Esa fue la historia de Guadalupe y Celestino. Tras conocerse en la ciudad de Pachuca, Hidalgo, aquellos jóvenes de 1942 pusieron su amor a prueba, al mudarse Celestino a la Ciudad de México con el fin de estudiar y prepararse en la gran capital.

Más de seis años de correspondencia epistolar registran, línea a línea, las ansias de encontrarse, las dificultades familiares, las vicisitudes de la vida al ser vivida de lejos, las noches de soledad y la angustia de perder la comunicación y el amor mismo al estar sometidos a la prueba (en aquella época, fatal) de la distancia. Esta serie de cartas dan cuenta de que el amor sigue siendo posible, aún en las circunstancias en que todo parece oponerse al encuentro de dos seres que tienden el uno al otro. Y también nos habla de que, sin esa voluntad decidida del que ama —ni con la instantaneidad de la comunicación electrónica de hoy—, el amor no puede ser posible.

El amor busca el camino, y aquí lo halló en los sobres que viajaban de la Ciudad de México a la oficina de correos de Pachuca, y de Pachuca al Palacio de Correos de México. Había un fin concreto en esas misivas, fin que se cumple tras más de seis años de palabras enviadas y recibidas, de mensajes que salen al encuentro de una voluntad empática a la que las envía, de planes que se fraguan en papel y logran finalmente ser realidad tangible sólo para dos.
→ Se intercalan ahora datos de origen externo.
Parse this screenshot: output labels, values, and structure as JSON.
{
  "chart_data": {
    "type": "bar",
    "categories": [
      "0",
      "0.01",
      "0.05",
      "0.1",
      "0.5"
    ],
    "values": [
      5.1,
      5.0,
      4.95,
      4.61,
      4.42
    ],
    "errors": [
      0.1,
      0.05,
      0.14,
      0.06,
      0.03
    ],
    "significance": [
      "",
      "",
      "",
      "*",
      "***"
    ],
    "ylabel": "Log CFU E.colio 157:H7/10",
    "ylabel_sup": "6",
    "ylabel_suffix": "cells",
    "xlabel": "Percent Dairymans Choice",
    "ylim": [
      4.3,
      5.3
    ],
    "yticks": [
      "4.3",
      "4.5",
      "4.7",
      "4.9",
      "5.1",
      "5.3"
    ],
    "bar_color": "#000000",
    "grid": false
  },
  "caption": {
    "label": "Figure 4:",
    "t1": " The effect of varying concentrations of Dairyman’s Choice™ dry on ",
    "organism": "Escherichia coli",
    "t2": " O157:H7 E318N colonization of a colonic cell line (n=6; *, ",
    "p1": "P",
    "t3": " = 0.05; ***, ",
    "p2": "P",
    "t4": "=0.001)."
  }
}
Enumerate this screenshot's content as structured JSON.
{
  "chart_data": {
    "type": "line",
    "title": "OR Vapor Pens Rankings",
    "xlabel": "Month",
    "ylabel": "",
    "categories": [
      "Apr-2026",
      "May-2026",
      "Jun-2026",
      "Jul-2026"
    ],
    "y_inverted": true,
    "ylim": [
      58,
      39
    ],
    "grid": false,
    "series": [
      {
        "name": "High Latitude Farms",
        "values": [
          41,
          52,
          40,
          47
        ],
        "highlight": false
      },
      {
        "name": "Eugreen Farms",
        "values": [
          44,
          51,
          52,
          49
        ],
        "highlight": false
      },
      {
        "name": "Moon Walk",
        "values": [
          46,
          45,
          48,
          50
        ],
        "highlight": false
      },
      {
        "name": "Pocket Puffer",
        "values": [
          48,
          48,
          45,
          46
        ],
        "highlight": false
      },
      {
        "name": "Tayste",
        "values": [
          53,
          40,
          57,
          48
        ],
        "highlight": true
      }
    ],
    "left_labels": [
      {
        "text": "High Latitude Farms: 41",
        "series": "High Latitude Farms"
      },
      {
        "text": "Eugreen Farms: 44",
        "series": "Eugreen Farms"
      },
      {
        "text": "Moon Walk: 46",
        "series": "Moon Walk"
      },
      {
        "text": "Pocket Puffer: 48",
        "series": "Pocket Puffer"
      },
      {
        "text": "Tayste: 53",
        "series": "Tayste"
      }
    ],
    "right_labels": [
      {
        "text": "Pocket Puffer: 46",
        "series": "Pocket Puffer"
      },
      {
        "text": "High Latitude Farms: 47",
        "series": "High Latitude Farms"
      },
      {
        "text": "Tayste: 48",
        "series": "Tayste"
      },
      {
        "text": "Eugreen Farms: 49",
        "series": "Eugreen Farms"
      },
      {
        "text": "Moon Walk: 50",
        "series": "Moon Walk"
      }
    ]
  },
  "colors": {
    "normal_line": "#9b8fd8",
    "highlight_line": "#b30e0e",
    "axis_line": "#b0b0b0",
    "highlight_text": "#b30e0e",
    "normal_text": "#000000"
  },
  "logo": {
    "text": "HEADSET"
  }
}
Se pasa del blanco del papel al del vestido de novia; del negro de la tinta (y de los sobres con ribete de luto) al del traje del joven casi imberbe que lleva a su enamorada al altar; de las ilusiones esbozadas en cada escrito a la realidad de la convivencia de pareja que inició al fin con su matrimonio en un lejano 1949, un 31 de julio… día de San Ignacio de Loyola.

Echemos un ojo a estas cartas y contemplemos, quizá con asombro desde nuestra realidad de hoy, cómo las convicciones profundas y la fe en un proyecto concebido por un par de jóvenes del siglo pasado, hallaron feliz cabida en el papel y la tinta; viajaron 98 kilómetros para encontrar esos otros ojos que esperaban su lectura… y al leer hoy, quizá encontremos esas emociones que por lejanas se sentirán como nuevas, y tal vez nos conmovamos de tal suerte, que a nuestro modo, en nuestro tiempo, encontremos la manera de sellar también con un beso, una muy actual y posmoderna misiva de amor.